Tourné en Lituanie avant le début des hostilités russo-ukrainiennes, « Kompromat » tombe à pic sur les écrans français. C’est Jérôme Salle qui se charge de porter à l’écran, en la romançant sans doute un petit peu, l’histoire véridique de Yoan Barbereau. Et au vu de son film, on sent que Jérôme Salle a été biberonné aux films américains. Les scènes d’action, la gestion du suspens (et les petites coïncidences qui vont avec, comme avec la scène du téléphone), le dosage subtil entre la noirceur et l‘émotion, en la teintant de romance,
le duel final épique dans les marécages
, le petit symbole de l’ourson en tissu, toutes les bonnes recettes sont suivies et parfaitement exécutées. On peut choisir de s’en plaindre ou au contraire de considérer que c’est du cinéma efficace, qui ne laisse pas le spectateur sur le bord du chemin et l’embarque dans une aventure épique dont il ressort assez rincé. Car le film, qui dure plus de deux heures, ne nous laisse pas beaucoup d’occasions de souffler, la tension nerveuse y est permanente, presque épuisante. La musique, comme tout le reste, accompagne fortement les images, parfois un peu trop, mais c’est un peu la loi du genre. Le film est censé se passer en Russie : quand il ne pleut pas, c’est qu’il neige ! Les appartements sont exigus, meublés à l’ancienne, les supermarchés sont mal achalandés, on comprend quand même facilement l’épouse de Matthieu qui insiste pour rentrer en France, rien ne fait réellement envie. Je ne sais pas si c’est la Russie comme on l’imagine ou la vraie Russie qui est ainsi… C’est Gilles Lellouche qui se glisse dans la peau de ce français abandonné de tous, condamné d’avance et qui refuse le sort injuste qu’on lui réserve. Il est très bien, Lellouche, dans ce rôle, il est quasiment de toutes les scènes : c’est un rôle difficile, très physique, éprouvant et il fait très bien le job. A ses côtés, quelques jolis seconds rôles dont celui tenu par Joanna Kulig,
dont on ne sait pas pendant un bon moment si on doit lui faire confiance ou s’en méfier et qui parvient à maintenir cette ambigüité longtemps.

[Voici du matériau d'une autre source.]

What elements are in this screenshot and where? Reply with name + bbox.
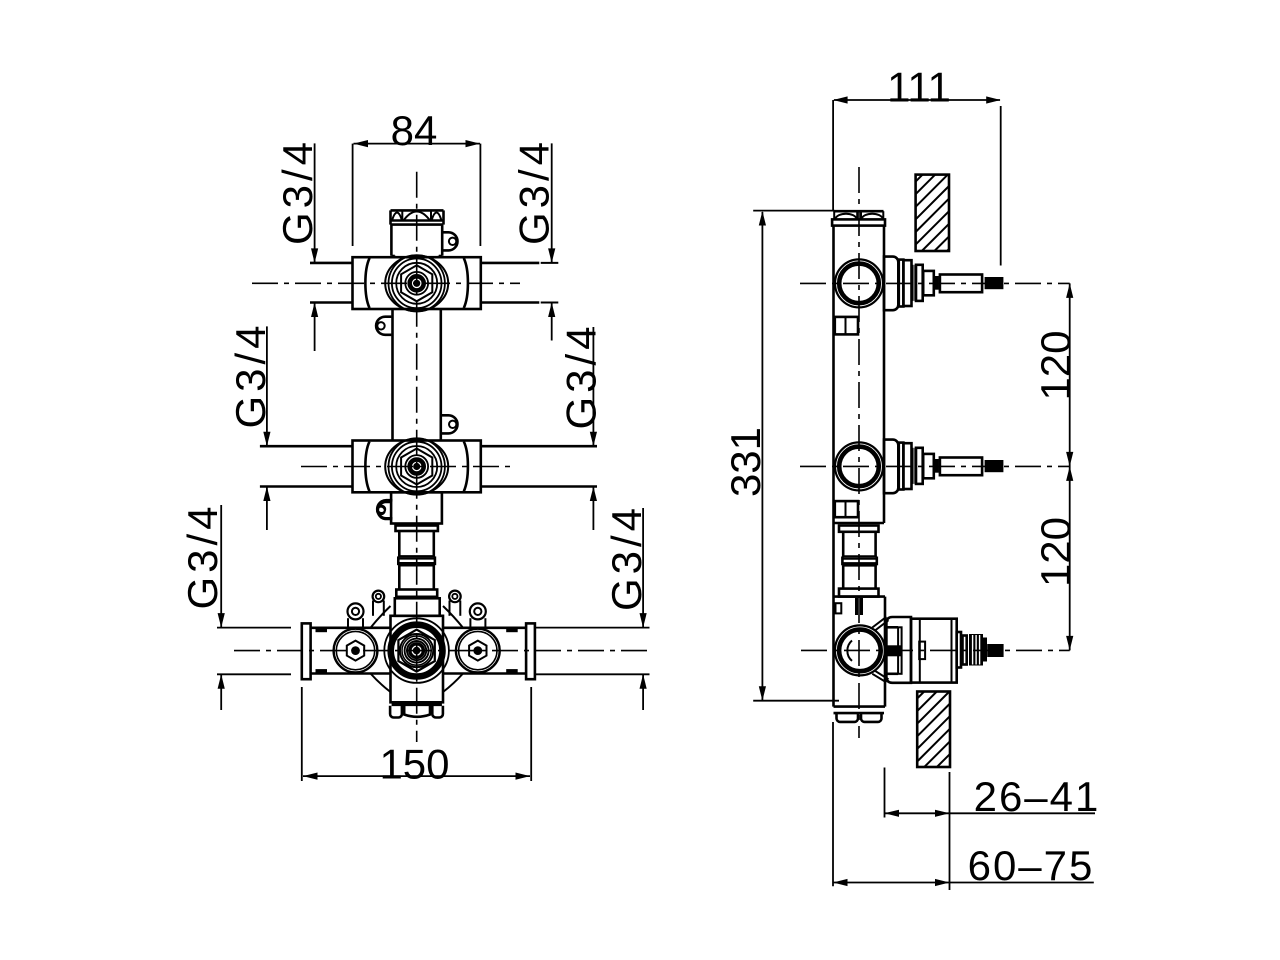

Si on ne sait pas d’emblée que cette histoire est celle de Yoan Barbereau, on s’imagine que le scénariste est allée un peu trop loin avec ce type
qui s’évade seul de Russie, depuis la Sibérie, quasiment sans être aidé, sans argent liquide, et surtout sans l’aide d’une ambassade qui est pourtant, me semble-t-il, là pour ça aussi !
Et pourtant, quasiment tout est vrai, à part peut-être la romance que le scénario a ajouté pour susciter l’émotion et faire plus « cinématographique ». Le pourquoi du « kompromat », on en cherche les raisons avec Matthieu au travers de quelques flash-back, et on les devine au fil du temps, en filigrane sans que cela ne soit jamais réellement clair. Vu de France, ce faux grossier est une abomination, car Mathieu n’a aucune chance, le FSB ne pouvant se dédouaner, sa condamnation est inévitable. En 2017, l’ambassade de France en Russie avait encore une raison d’être, et elle ne sort pas grandie du film, c’est le moins qu’on puisse dire. Dans sa fuite,
Matthieu peut compter sur la population pour le dénoncer, ou pour l’aider et parfois l’aide vient de ceux qu’on n’imaginait pas
. Il n’y a pas une caricature grossière du peuple russe dans ce film, en revanche, les autorités russes en prennent pour leur grade, mais on ne va pas non plus trop pleurer sur le sort que le film leur réserve. Si on ferme les yeux sur quelques scènes un peu trop « hollywoodiennes »
(le téléphone, le combat dans les marais, la course poursuite à Moscou, le nounours)
, « Kompromat » est un film très efficace qui vous embarque dans une aventure assez terrifiante que l’on ne souhaite à personne, pas même à son pire ennemi.